Hyperobservation of your body and its processes: Since you've been scared of a pregnancy, you've probably been paying attention to and noting every single thing your body does like a detective on a case, and only looking at all of those things through the lens of how you think they could relate to pregnancy. You have other things in your life that need your attention, and likely other things in your life you'd also much rather pay attention to! Time to stop doing that: it's not like if you don't keep doing that, your body will make itself pregnant, and drop a clue you'll miss.
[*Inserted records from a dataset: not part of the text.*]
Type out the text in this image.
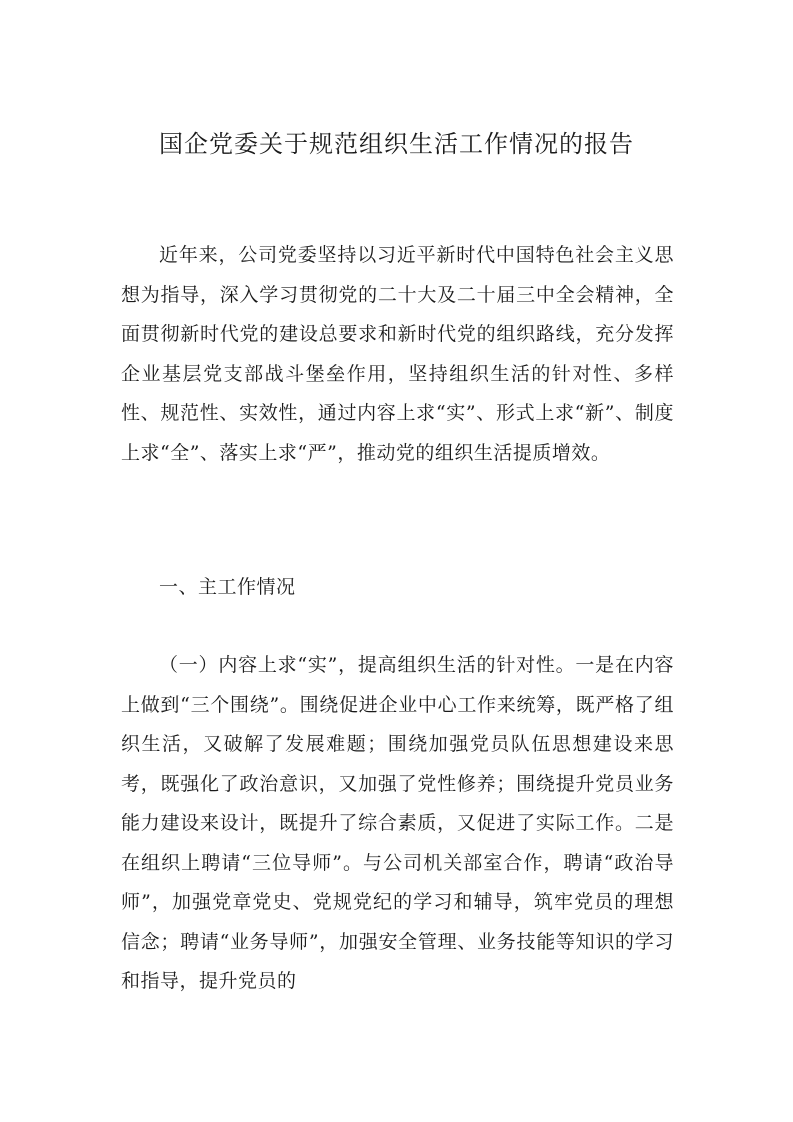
国企党委关于规范组织生活工作情况的报告

近年来，公司党委坚持以习近平新时代中国特色社会主义思想为指导，深入学习贯彻党的二十大及二十届三中全会精神，全面贯彻新时代党的建设总要求和新时代党的组织路线，充分发挥企业基层党支部战斗堡垒作用，坚持组织生活的针对性、多样性、规范性、实效性，通过内容上求“实”、形式上求“新”、制度上求“全”、落实上求“严”，推动党的组织生活提质增效。

一、主工作情况

（一）内容上求“实”，提高组织生活的针对性。一是在内容上做到“三个围绕”。围绕促进企业中心工作来统筹，既严格了组织生活，又破解了发展难题；围绕加强党员队伍思想建设来思考，既强化了政治意识，又加强了党性修养；围绕提升党员业务能力建设来设计，既提升了综合素质，又促进了实际工作。二是在组织上聘请“三位导师”。与公司机关部室合作，聘请“政治导师”，加强党章党史、党规党纪的学习和辅导，筑牢党员的理想信念；聘请“业务导师”，加强安全管理、业务技能等知识的学习和指导，提升党员的
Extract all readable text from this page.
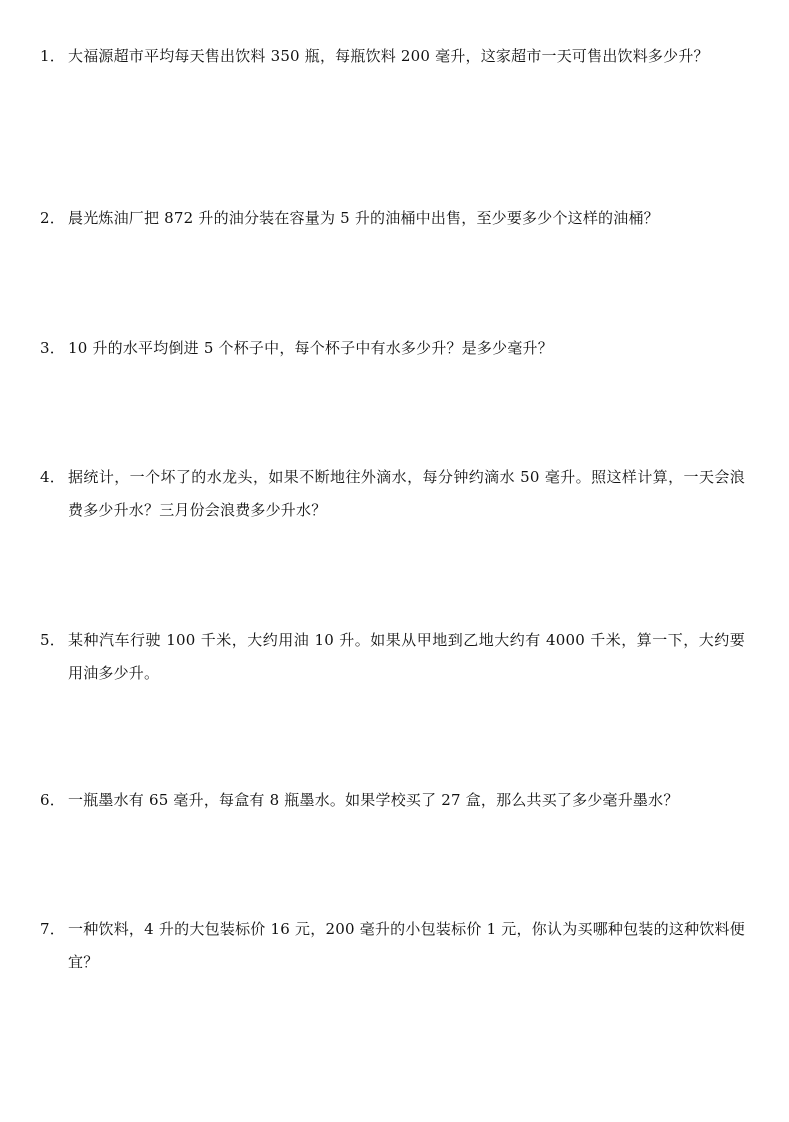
1． 大福源超市平均每天售出饮料 350 瓶，每瓶饮料 200 毫升，这家超市一天可售出饮料多少升？
2． 晨光炼油厂把 872 升的油分装在容量为 5 升的油桶中出售，至少要多少个这样的油桶？
3． 10 升的水平均倒进 5 个杯子中，每个杯子中有水多少升？是多少毫升？
4． 据统计，一个坏了的水龙头，如果不断地往外滴水，每分钟约滴水 50 毫升。照这样计算，一天会浪费多少升水？三月份会浪费多少升水？
5． 某种汽车行驶 100 千米，大约用油 10 升。如果从甲地到乙地大约有 4000 千米，算一下，大约要用油多少升。
6． 一瓶墨水有 65 毫升，每盒有 8 瓶墨水。如果学校买了 27 盒，那么共买了多少毫升墨水？
7． 一种饮料，4 升的大包装标价 16 元，200 毫升的小包装标价 1 元，你认为买哪种包装的这种饮料便宜？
If you're going to give your body some attention, give it the good stuff that helps you manage and move past this stress, like feeding it well, giving it good rest or some active movement, and doing things that make you feel phycially pampered and cared for.

Holding on to the idea that people can be pregnant for a long time and not know: In reality -- not reality television, which is not an unedited real life where someone just left a camera on, but in actual reality --  while this can sometimes happen, it is very rare, and also tends to occur primarily in very specific populations or circumstances that probably don't apply to you.  Things like someone having a pre-existing health issue or condition that already makes them feel pregnant and having no periods, being so deep in a drug or alcohol dependency they just don't notice jack about their bodies anymore, someone so deeply and presently traumatized by something like severe domestic violence or assault that they are tuning out everything they can just to survive, or someone so in denial about really beign pregnant, they have simply managed to convince themselves they're not AND -- with any of these -- also not testing for pregnancy in the first place. You did that already, which is why even if we know nothing else about you, or if anything like this is part of your picture, we can know that situation isn't yours. You took a test, and it showed you that you are not pregnant.